Today’s Chocolate: Chocolove Dark Chocolate Coffee Crunch
Today’s Passage: 1 Samuel 1:1-2:11
Welcome back to another installment of Totally Hip Gratitude, the series on thankfulness whose name, the more I think about it, seems increasingly stupid. I don’t think it lands that it’s a play on the 90s’ obsession with edginess and attitude, juxtaposing it with the humility of sincere appreciation. But there’s no going back now! And in today’s post, we’re going to look at a passage that the NASB labels a song of thanksgiving, even though it doesn’t use the word “thank.”
But this passage make me wonder: what is thankfulness? What exactly are we doing when we thank someone? Merriam-Webster is circuitous as can be, defining “thank” as “to express gratitude to,” “gratitude” as “the state of being grateful,” and finally “grateful” as “appreciative of benefits received.” Thus, “thank” technically means “to express one’s state of appreciation for benefits received.” And to my thinking, that definition underscores something we intuitively understand about gratitude: when we’re thankful, we’re thankful for something to someone. If God gave us nothing, we wouldn’t have any reason to thank him for anything. No gift, no gratitude.
And if you’ll indulge me in a tangent, this highlights the distinction between thanks and praise. We might be led to praise him for how great he is, but in isolation his greatness wouldn’t confer any benefits to us. As it is though, one crucial facet of his greatness is that he gives us good things, like internet access on your PC or mobile device by which you can read Chocolate Book and share it with your friends on social media (hint hint).
But (finally) it’s time to actually crack open today’s passage: Hannah’s song from 1 Samuel 2:1-11. It’s pretty obviously a song of praise, as Hannah acknowledges God’s holiness, knowledge, power, and more, but is it, as the NASB characterizes it, a “Song of Thanksgiving?” I’d say yes. Hannah delivers her song in response to God giving her a son, the prophet Samuel, after years of childlessness. In fact, the text states, “[T]he Lord had closed her womb” (1:5), and when she conceives, it’s because “the Lord remembered her” (1:19). Her song acknowledges God’s reversal of her fortunes; she says, “Even the barren gives birth to seven, but she who has many children languishes” (2:5). This line is a pretty clear “take that” at her husband’s other wife, Peninnah, who had several children and would frequently bother Hannah about her childlessness.
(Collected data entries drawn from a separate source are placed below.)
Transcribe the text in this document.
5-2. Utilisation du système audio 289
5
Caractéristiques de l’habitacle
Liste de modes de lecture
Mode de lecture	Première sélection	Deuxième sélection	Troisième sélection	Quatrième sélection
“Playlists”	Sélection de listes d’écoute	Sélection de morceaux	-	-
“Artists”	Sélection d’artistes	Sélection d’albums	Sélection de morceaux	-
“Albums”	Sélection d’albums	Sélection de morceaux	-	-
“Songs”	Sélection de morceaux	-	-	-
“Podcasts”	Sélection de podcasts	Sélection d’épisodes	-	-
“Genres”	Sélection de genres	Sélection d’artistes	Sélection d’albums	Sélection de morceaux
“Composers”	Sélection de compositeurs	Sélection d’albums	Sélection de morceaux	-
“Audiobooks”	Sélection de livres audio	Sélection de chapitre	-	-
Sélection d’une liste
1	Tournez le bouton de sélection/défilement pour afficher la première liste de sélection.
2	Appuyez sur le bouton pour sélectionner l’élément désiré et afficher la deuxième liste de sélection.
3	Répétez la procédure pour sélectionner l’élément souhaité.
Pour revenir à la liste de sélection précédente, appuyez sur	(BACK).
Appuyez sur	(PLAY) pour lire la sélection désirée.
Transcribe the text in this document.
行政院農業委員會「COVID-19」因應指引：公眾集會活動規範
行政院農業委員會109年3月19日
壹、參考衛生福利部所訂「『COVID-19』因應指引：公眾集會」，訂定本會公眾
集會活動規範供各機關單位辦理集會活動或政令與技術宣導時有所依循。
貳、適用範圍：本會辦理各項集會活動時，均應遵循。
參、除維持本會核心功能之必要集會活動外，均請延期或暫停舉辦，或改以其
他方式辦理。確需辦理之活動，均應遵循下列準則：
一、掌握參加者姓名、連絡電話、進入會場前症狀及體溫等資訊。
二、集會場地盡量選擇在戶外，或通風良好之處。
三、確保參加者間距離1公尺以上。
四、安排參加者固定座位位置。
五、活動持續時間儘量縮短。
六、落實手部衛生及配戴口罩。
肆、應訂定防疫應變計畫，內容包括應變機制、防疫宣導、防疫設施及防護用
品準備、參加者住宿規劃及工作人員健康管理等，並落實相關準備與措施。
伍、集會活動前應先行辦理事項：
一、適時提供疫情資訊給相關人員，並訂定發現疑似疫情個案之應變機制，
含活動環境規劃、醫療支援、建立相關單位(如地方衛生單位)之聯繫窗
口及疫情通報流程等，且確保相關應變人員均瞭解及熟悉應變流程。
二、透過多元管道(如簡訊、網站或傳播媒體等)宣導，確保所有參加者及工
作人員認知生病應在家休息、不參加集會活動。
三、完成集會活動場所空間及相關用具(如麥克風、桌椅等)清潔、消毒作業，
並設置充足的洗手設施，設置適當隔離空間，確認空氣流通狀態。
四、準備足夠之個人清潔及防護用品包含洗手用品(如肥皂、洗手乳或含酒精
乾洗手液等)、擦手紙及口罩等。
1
We might fault Hannah for not being especially humble in victory, but she’s giving God appreciation for the benefits she received from him. Her song fits the bill.
And that’s the funny thing about thankfulness: it basically boils down to telling a person, “Hey, you did a good thing for me, and I recognize that the thing you did was good.” It’s weirdly simple, like how saying “Hi” is essentially an acknowledgement of a person’s existence, telling them, “Hey, you’re a person!” And why would a person desire thanks? What is it about human beings that makes us experience it as a good thing when other people say words about the good thing we did?
I don’t know, but I suspect it’s got something to do with our being made in the image of God. Part of the reason God made humans is so that when we receive these good things, such as internet access on our PCs or mobile devices by which we can read Chocolate Book and share it with our friends on social media, we can thank him for them. Thanks is a gift we give back to God for the gifts we receive, and when we give God thanks, we get to experience the gift that is seizing the opportunity to give. When we give thanks, God gives us getting-to-give-thanks.
One might ask why God experiences it as a good thing when we say words about the good things he did. Does he desire it? Why would a self-sufficient being, complete in himself, want our gratitude? And if we thank God for the good things, what do we do about the bad things? How should we acknowledge suffering and evil in this universe that God created, particularly as they happen to us? But, truth be told, I have only provisional and cursory answers at best for these questions, and moreover, they are questions for another post. Tomorrow: Obadiah!